Fifty years ago we thought we knew how to make a country rich: self-government, good education, free markets and loads of World Bank infrastructure grants. Nothing very complicated, in short. We know better now. The gap between rich and poor countries, which we expected to shrink, has grown larger. What we failed to recognize was the role of intangible assets: the cultural values of thrift and industry, honesty in government and the rule of law.

F.H. Buckley, Chapter 2

American Exceptionalism is benign, to the extent that it promotes a healthy optimism and a willingness to court economic risks, to gamble on new ideas, to pick oneself up after a fall.

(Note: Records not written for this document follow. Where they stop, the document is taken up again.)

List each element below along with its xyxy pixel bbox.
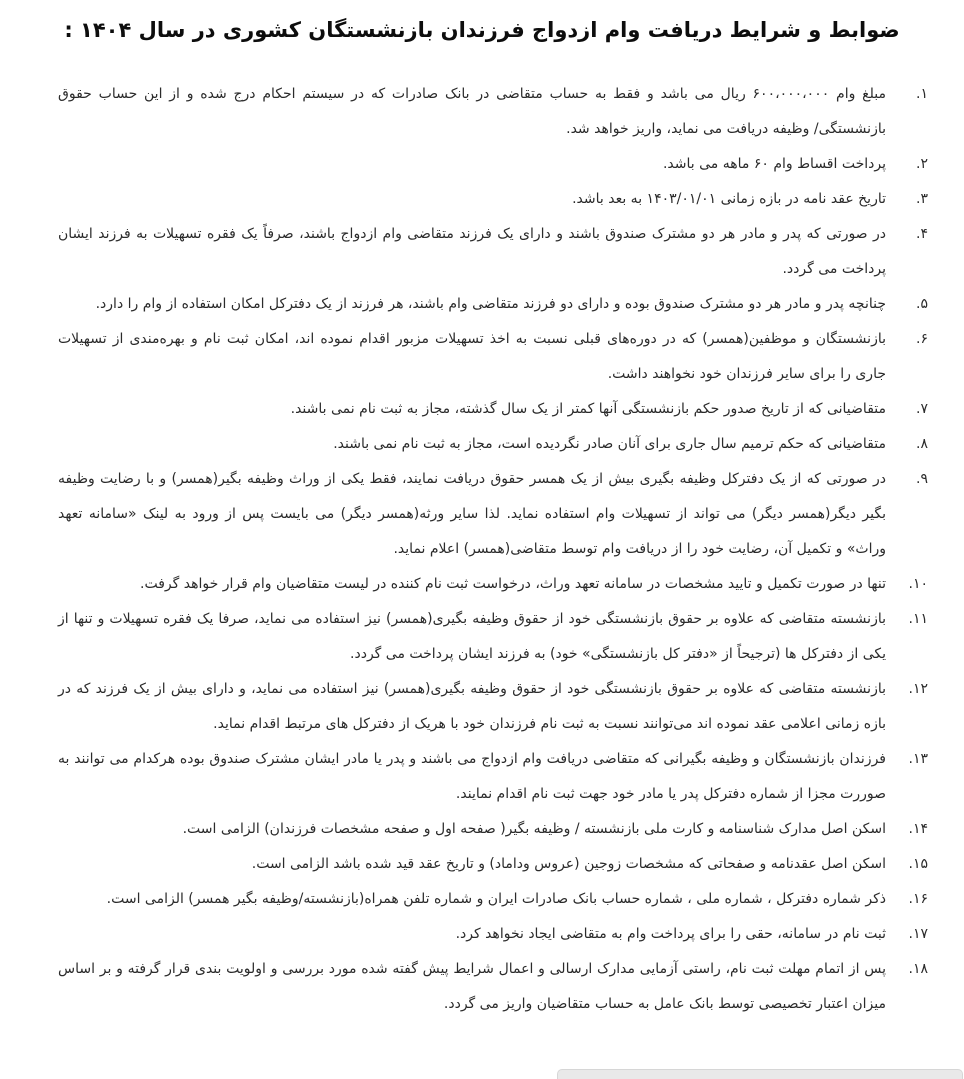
list-item <box>58 812 928 847</box>
item-number: ۱۱. <box>908 611 928 628</box>
list-item <box>58 882 928 917</box>
item-number: ۸. <box>916 436 928 453</box>
list-item <box>58 77 928 147</box>
item-number: ۱۶. <box>908 891 928 908</box>
item-number: ۱۴. <box>908 821 928 838</box>
item-text: متقاضیانی که حکم ترمیم سال جاری برای آنان صادر نگردیده است، مجاز به ثبت نام نمی باشند. <box>333 436 886 453</box>
item-number: ۳. <box>916 191 928 208</box>
item-text: فرزندان بازنشستگان و وظیفه بگیرانی که متقاضی دریافت وام ازدواج می باشند و پدر یا مادر ایشان مشترک صندوق بوده هرکدام می توانند به صوررت مجزا از شماره دفترکل پدر یا مادر خود جهت ثبت نام اقدام نمایند. <box>58 751 886 803</box>
item-text: متقاضیانی که از تاریخ صدور حکم بازنشستگی آنها کمتر از یک سال گذشته، مجاز به ثبت نام نمی باشند. <box>290 401 886 418</box>
item-text: اسکن اصل مدارک شناسنامه و کارت ملی بازنشسته / وظیفه بگیر( صفحه اول و صفحه مشخصات فرزندان) الزامی است. <box>182 821 886 838</box>
item-text: بازنشسته متقاضی که علاوه بر حقوق بازنشستگی خود از حقوق وظیفه بگیری(همسر) نیز استفاده می نماید، و دارای بیش از یک فرزند که در بازه زمانی اعلامی عقد نموده اند می‌توانند نسبت به ثبت نام فرزندان خود با هریک از دفترکل های مرتبط اقدام نماید. <box>58 681 886 733</box>
list-item <box>58 392 928 427</box>
list-item <box>58 322 928 392</box>
item-text: تاریخ عقد نامه در بازه زمانی ۱۴۰۳/۰۱/۰۱ به بعد باشد. <box>572 191 886 208</box>
list-item <box>58 847 928 882</box>
item-text: مبلغ وام ۶۰۰،۰۰۰،۰۰۰ ریال می باشد و فقط به حساب متقاضی در بانک صادرات که در سیستم احکام درج شده و از این حساب حقوق بازنشستگی/ وظیفه دریافت می نماید، واریز خواهد شد. <box>58 86 886 138</box>
item-text: در صورتی که پدر و مادر هر دو مشترک صندوق باشند و دارای یک فرزند متقاضی وام ازدواج باشند، صرفاً یک فقره تسهیلات به فرزند ایشان پرداخت می گردد. <box>58 226 886 278</box>
item-text: ثبت نام در سامانه، حقی را برای پرداخت وام به متقاضی ایجاد نخواهد کرد. <box>455 926 886 943</box>
list-item <box>58 742 928 812</box>
item-number: ۱. <box>916 86 928 103</box>
item-number: ۲. <box>916 156 928 173</box>
item-text: ذکر شماره دفترکل ، شماره ملی ، شماره حساب بانک صادرات ایران و شماره تلفن همراه(بازنشسته/وظیفه بگیر همسر) الزامی است. <box>106 891 886 908</box>
list-item <box>58 567 928 602</box>
bottom-bar-fragment <box>557 1069 963 1079</box>
item-number: ۱۵. <box>908 856 928 873</box>
item-text: بازنشستگان و موظفین(همسر) که در دوره‌های قبلی نسبت به اخذ تسهیلات مزبور اقدام نموده اند، امکان ثبت نام و بهره‌مندی از تسهیلات جاری را برای سایر فرزندان خود نخواهند داشت. <box>58 331 886 383</box>
item-text: در صورتی که از یک دفترکل وظیفه بگیری بیش از یک همسر حقوق دریافت نمایند، فقط یکی از وراث وظیفه بگیر(همسر) و با رضایت وظیفه بگیر دیگر(همسر دیگر) می تواند از تسهیلات وام استفاده نماید. لذا سایر ورثه(همسر دیگر) می بایست پس از ورود به لینک «سامانه تعهد وراث» و تکمیل آن، رضایت خود را از دریافت وام توسط متقاضی(همسر) اعلام نماید. <box>58 471 886 558</box>
list-item <box>58 427 928 462</box>
item-number: ۶. <box>916 331 928 348</box>
item-number: ۵. <box>916 296 928 313</box>
list-item <box>58 147 928 182</box>
item-number: ۱۰. <box>908 576 928 593</box>
item-text: بازنشسته متقاضی که علاوه بر حقوق بازنشستگی خود از حقوق وظیفه بگیری(همسر) نیز استفاده می نماید، صرفا یک فقره تسهیلات و تنها از یکی از دفترکل ها (ترجیحاً از «دفتر کل بازنشستگی» خود) به فرزند ایشان پرداخت می گردد. <box>58 611 886 663</box>
item-number: ۷. <box>916 401 928 418</box>
item-number: ۹. <box>916 471 928 488</box>
page-title: ضوابط و شرایط دریافت وام ازدواج فرزندان بازنشستگان کشوری در سال ۱۴۰۴ : <box>64 18 900 42</box>
item-number: ۴. <box>916 226 928 243</box>
item-number: ۱۲. <box>908 681 928 698</box>
item-text: چنانچه پدر و مادر هر دو مشترک صندوق بوده و دارای دو فرزند متقاضی وام باشند، هر فرزند از یک دفترکل امکان استفاده از وام را دارد. <box>95 296 886 313</box>
item-number: ۱۸. <box>908 961 928 978</box>
list-item <box>58 602 928 672</box>
item-text: پرداخت اقساط وام ۶۰ ماهه می باشد. <box>662 156 886 173</box>
item-text: اسکن اصل عقدنامه و صفحاتی که مشخصات زوجین (عروس وداماد) و تاریخ عقد قید شده باشد الزامی است. <box>251 856 886 873</box>
list-item <box>58 952 928 1022</box>
list-item <box>58 287 928 322</box>
item-number: ۱۳. <box>908 751 928 768</box>
list-item <box>58 462 928 567</box>
list-item <box>58 672 928 742</box>
item-text: پس از اتمام مهلت ثبت نام، راستی آزمایی مدارک ارسالی و اعمال شرایط پیش گفته شده مورد بررسی و اولویت بندی قرار گرفته و بر اساس میزان اعتبار تخصیصی توسط بانک عامل به حساب متقاضیان واریز می گردد. <box>58 961 886 1013</box>
list-item <box>58 182 928 217</box>
list-item <box>58 217 928 287</box>
item-text: تنها در صورت تکمیل و تایید مشخصات در سامانه تعهد وراث، درخواست ثبت نام کننده در لیست متقاضیان وام قرار خواهد گرفت. <box>140 576 886 593</box>
list-item <box>58 917 928 952</box>
conditions-list <box>0 51 964 1022</box>
item-number: ۱۷. <box>908 926 928 943</box>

At the same time, exceptionalism is a two-edged sword, for it can breed a dangerous complacency about the country’s problems.

Stephen Magee, chapter 3

There is an economically optimum ratio of lawyers to population across countries, and … a third of U.S. lawyers are above the world economic optimum.

Martin Redish, chapter 4

Foundational precepts of economic, moral and political theory dictate a dramatic alteration in the structural operation of the discovery process.

George Priest, chapter 5

Modern tort law today exhibits vast excesses in liability that have transformed it into a significant instrument of redistribution that harms economic welfare in the U.S. and places it at a substantial competitive disadvantage to other nations.

Michael Bridge, chapter 6

English courts tend to be acutely aware that their decisions will have an impact on sensitive, market-driven contract activity. This degree of concern is not one that I have detected in American judicial activity.

Stephen Bainbridge, chapter 7

U.S. corporate governance was not at fault in the economic crises, but rather generally worked well throughout the period. Instead, it was “quack corporate governance” regulation that was at fault.

Jeffrey Parker, chapter 7

There is no good reason why the land of free should also be the land of the largest incarcerated population on earth, both per capita, and, with the possible exception of China, in absolute terms. With 5 percent of the world’s population, we hold nearly 25 percent of its prisoners. That is embarrassing.

Richard Epstein, chapter 9

If I had to name one constellation of ideas that has exerted disproportionate influence, it would be the stunning persistence in the United States of Progressive thought, which more than any other intellectual movement has driven the overall expansion in the size of government for the past one hundred years.

Frank Fukuyama, chapter 9

It is … not surprising that the rule of law first originated in societies that were dominated by a transcendental religion, and that the first laws that rulers had to respect were religious ones.